I got a large DataFrame df. When I retrieve the values of a column like this

 auto values = df.Take<double>("column");

and do a simple operation (I need to do something else**, this is just to illustrate, I don’t need to do the sum, I know there is another mechanism in the RDF for the sum):

double sum = 0;
for (const auto v : parValues) sum += v;

Then, I get the following error:

RDataFrame::Run: event loop was interrupted
Error in <TRint::HandleTermInput()>: std::bad_alloc caught: std::bad_alloc

If I reduce the number of entries inside df using df.Range(0,200000000) it runs smoothly. The total number of entries in my data frame is above 1500M entries.

That’s 12Gbytes memory required. Do you think it is a memory issue?

Thank you for your response!

In that case, there is a smarter way to do something with the column data?

**What I want to do is to create a vector of unique elements, i.e. remove all those elements that are repeated and get the unique elements back as an std::vector?

I guess @vpadulan or @mczurylo can help.

I found a work around using the following:

    auto GetUniqueElements = [](const std::vector<double>& vec) {
        std::set<double> uniqueSet(vec.begin(), vec.end());
        return std::vector<double>(uniqueSet.begin(), uniqueSet.end());
    };

    for( size_t n = 0; n < 1 + fDataSet.GetEntries()/fSplitEntries; n++ )
    {
        auto parValues = fDataSet.Range(n*fSplitEntries,(n+1)*fSplitEntries).Take<double>(fParameter);
        std::vector<double> uniqueVec = GetUniqueElements(*parValues);
        vs.insert(vs.end(), uniqueVec.begin(), uniqueVec.end());
    }

It seems for me it is enough to split the data frame into 3 parts by defining fSplitEntries=600000000.

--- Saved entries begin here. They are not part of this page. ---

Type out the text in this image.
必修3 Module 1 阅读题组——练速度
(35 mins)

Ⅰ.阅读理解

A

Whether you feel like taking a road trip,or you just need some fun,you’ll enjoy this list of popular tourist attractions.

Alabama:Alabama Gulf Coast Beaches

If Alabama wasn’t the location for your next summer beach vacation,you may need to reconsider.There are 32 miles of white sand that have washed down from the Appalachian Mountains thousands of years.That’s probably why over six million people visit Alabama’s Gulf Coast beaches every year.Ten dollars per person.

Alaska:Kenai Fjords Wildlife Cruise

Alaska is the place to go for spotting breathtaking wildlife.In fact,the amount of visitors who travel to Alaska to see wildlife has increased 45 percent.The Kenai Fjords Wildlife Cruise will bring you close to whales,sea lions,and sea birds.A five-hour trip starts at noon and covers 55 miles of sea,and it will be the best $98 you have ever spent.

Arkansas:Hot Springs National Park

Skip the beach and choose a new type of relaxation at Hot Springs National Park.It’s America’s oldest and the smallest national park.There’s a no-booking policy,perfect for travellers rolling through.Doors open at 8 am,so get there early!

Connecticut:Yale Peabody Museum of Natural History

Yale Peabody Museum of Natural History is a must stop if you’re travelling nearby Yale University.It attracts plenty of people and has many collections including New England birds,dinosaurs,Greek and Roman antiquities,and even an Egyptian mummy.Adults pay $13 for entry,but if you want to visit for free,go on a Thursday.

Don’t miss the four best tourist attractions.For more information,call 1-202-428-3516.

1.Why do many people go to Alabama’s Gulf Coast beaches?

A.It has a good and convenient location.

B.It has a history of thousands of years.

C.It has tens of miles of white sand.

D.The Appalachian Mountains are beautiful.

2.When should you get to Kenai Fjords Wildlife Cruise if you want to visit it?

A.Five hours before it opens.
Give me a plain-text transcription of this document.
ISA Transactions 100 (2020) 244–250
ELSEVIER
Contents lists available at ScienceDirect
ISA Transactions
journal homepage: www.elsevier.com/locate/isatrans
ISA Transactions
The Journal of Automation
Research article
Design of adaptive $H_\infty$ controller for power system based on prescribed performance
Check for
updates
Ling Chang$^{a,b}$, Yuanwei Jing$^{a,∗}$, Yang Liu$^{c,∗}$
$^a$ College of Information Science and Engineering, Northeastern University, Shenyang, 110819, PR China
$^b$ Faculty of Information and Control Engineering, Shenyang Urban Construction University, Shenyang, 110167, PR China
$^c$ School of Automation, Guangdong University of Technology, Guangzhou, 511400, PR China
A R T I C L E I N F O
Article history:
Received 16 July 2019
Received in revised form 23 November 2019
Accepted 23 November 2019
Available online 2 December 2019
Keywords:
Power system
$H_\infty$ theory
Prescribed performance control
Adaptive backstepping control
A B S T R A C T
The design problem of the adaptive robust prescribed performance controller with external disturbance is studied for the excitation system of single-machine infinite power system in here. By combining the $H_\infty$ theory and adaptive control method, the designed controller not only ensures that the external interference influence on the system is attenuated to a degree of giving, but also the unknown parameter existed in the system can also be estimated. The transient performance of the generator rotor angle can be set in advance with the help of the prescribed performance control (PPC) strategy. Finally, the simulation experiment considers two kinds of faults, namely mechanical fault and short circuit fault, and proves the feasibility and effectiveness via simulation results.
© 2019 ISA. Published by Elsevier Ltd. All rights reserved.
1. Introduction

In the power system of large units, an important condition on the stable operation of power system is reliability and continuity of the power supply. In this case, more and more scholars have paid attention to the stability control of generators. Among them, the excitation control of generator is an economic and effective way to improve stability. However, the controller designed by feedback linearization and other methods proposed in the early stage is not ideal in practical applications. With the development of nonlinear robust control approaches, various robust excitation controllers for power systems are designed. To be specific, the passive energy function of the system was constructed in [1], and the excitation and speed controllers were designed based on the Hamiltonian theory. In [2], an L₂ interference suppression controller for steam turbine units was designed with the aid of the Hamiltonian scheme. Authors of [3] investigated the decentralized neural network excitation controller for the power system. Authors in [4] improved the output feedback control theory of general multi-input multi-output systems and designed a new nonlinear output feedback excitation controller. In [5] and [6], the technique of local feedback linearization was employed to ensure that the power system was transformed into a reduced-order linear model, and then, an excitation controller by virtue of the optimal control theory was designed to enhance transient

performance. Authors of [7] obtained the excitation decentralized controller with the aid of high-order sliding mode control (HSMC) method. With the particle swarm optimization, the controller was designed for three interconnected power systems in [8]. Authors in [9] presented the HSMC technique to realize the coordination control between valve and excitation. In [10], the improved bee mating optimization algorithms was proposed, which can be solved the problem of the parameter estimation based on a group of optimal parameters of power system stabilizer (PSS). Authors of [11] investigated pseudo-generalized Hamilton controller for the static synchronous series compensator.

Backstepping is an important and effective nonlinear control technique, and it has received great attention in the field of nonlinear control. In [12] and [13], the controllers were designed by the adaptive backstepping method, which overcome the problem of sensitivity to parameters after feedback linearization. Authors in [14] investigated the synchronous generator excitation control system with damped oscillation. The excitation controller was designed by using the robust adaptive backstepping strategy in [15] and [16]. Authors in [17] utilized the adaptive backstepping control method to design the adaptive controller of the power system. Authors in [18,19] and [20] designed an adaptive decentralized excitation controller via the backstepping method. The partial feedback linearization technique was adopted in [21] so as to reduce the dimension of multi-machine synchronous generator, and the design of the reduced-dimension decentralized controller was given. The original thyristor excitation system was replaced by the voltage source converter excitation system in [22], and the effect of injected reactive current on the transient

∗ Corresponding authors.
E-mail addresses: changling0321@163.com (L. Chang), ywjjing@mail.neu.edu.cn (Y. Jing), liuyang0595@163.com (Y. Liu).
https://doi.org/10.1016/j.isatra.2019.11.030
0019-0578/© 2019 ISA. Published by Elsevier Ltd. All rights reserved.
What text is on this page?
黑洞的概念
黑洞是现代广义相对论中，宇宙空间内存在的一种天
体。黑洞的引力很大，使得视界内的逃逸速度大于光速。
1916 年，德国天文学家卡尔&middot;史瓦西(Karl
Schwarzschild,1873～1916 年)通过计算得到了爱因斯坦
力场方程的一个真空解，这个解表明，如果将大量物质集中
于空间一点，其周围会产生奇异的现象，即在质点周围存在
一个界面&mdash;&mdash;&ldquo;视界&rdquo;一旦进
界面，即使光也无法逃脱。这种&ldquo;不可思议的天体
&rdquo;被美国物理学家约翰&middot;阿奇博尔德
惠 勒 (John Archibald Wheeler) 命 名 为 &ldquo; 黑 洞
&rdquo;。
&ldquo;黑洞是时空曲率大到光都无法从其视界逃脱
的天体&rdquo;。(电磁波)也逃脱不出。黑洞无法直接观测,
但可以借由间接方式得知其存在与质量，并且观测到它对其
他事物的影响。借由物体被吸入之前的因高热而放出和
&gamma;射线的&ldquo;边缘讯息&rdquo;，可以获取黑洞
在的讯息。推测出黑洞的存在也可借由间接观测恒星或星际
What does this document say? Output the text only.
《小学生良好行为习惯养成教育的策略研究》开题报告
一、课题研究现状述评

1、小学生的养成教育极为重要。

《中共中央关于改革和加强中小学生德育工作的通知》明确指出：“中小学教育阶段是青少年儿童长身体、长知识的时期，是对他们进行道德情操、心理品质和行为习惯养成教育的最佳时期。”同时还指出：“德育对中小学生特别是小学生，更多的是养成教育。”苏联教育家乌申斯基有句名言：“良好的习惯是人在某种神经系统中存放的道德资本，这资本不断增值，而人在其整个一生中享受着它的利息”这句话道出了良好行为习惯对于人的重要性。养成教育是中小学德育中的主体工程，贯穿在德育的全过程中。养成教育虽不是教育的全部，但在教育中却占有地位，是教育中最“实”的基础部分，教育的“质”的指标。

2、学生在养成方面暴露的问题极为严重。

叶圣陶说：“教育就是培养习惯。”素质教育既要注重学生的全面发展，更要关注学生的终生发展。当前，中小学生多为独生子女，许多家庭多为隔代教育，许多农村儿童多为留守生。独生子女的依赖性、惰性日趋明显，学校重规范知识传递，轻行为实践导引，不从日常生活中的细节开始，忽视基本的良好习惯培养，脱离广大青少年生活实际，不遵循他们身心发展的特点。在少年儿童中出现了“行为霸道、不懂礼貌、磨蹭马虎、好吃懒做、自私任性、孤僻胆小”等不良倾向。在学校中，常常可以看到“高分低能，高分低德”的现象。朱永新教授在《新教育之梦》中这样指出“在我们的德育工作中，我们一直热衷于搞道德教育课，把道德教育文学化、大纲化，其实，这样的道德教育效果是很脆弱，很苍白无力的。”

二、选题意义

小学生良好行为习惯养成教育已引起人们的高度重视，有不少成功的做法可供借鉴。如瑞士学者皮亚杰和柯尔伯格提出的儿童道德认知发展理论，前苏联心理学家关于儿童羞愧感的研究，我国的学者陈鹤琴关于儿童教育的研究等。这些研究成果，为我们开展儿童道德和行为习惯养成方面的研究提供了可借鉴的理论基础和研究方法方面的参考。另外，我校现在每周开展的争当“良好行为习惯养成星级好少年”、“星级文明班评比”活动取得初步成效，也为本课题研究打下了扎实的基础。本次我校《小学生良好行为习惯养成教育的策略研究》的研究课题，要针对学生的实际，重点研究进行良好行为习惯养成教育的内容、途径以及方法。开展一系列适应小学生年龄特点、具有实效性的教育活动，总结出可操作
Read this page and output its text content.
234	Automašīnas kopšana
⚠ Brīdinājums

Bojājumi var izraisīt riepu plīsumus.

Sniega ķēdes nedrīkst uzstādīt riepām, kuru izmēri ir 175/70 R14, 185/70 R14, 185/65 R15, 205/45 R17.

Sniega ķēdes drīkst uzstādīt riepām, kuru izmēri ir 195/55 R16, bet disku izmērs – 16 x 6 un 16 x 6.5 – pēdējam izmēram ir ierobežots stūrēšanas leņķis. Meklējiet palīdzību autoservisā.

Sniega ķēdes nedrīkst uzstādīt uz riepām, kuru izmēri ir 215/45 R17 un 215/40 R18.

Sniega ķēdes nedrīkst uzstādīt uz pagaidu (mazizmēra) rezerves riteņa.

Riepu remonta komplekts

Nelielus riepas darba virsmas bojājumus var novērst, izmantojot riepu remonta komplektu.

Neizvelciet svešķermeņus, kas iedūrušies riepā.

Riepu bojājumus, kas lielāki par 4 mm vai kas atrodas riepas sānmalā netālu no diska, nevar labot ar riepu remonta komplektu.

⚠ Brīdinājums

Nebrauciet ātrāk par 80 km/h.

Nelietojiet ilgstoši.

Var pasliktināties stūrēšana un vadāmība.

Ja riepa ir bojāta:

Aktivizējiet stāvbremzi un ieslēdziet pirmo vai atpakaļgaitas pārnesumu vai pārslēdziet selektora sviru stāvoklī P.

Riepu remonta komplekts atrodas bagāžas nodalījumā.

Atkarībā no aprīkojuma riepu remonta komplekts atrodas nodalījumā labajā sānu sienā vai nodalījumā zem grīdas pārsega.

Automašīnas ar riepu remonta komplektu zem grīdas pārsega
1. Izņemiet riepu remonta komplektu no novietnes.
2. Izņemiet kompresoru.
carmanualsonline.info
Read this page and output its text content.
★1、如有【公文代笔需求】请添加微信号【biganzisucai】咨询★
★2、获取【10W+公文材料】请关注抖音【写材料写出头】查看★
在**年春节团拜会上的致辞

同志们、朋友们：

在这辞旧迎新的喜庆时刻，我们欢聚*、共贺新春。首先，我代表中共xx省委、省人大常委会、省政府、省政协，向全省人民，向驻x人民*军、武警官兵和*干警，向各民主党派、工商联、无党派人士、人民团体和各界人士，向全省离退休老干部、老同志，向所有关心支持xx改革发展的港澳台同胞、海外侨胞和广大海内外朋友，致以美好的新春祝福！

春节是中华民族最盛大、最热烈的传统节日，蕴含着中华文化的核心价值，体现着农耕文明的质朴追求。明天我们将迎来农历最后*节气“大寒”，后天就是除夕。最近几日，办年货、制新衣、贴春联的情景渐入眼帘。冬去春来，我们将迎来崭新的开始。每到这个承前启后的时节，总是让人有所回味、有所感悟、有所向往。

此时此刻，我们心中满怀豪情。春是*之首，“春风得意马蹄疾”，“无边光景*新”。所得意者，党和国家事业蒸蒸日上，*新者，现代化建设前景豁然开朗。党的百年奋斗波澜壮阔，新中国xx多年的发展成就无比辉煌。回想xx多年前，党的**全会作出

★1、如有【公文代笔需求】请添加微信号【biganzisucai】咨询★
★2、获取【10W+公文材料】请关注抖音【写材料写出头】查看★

But it would be good to understand how to make it at once.

Hi @Javier_Galan,

thanks for your post and sorry for a bit of a delay in replying. Before going further, it would be great if you could share a fully working reproducer of your problem (including the data) so we could also test it ourselves. You can also share it via email if you feel more comfortable with that.

Cheers,
Marta

I could share the 60Gbytes RDataFrame root file I got. But how?

Hi @Javier_Galan,

do you have access to CERN EOS?

Cheers,
Marta

Hi @mczurylo, I have lxplus access. My user name jgalan I guess I could scp to any location there were I would have enough space.

Hi @Javier_Galan,

I replied to you in a private message.

Cheers,
Marta

1 Like

This topic was automatically closed 14 days after the last reply. New replies are no longer allowed.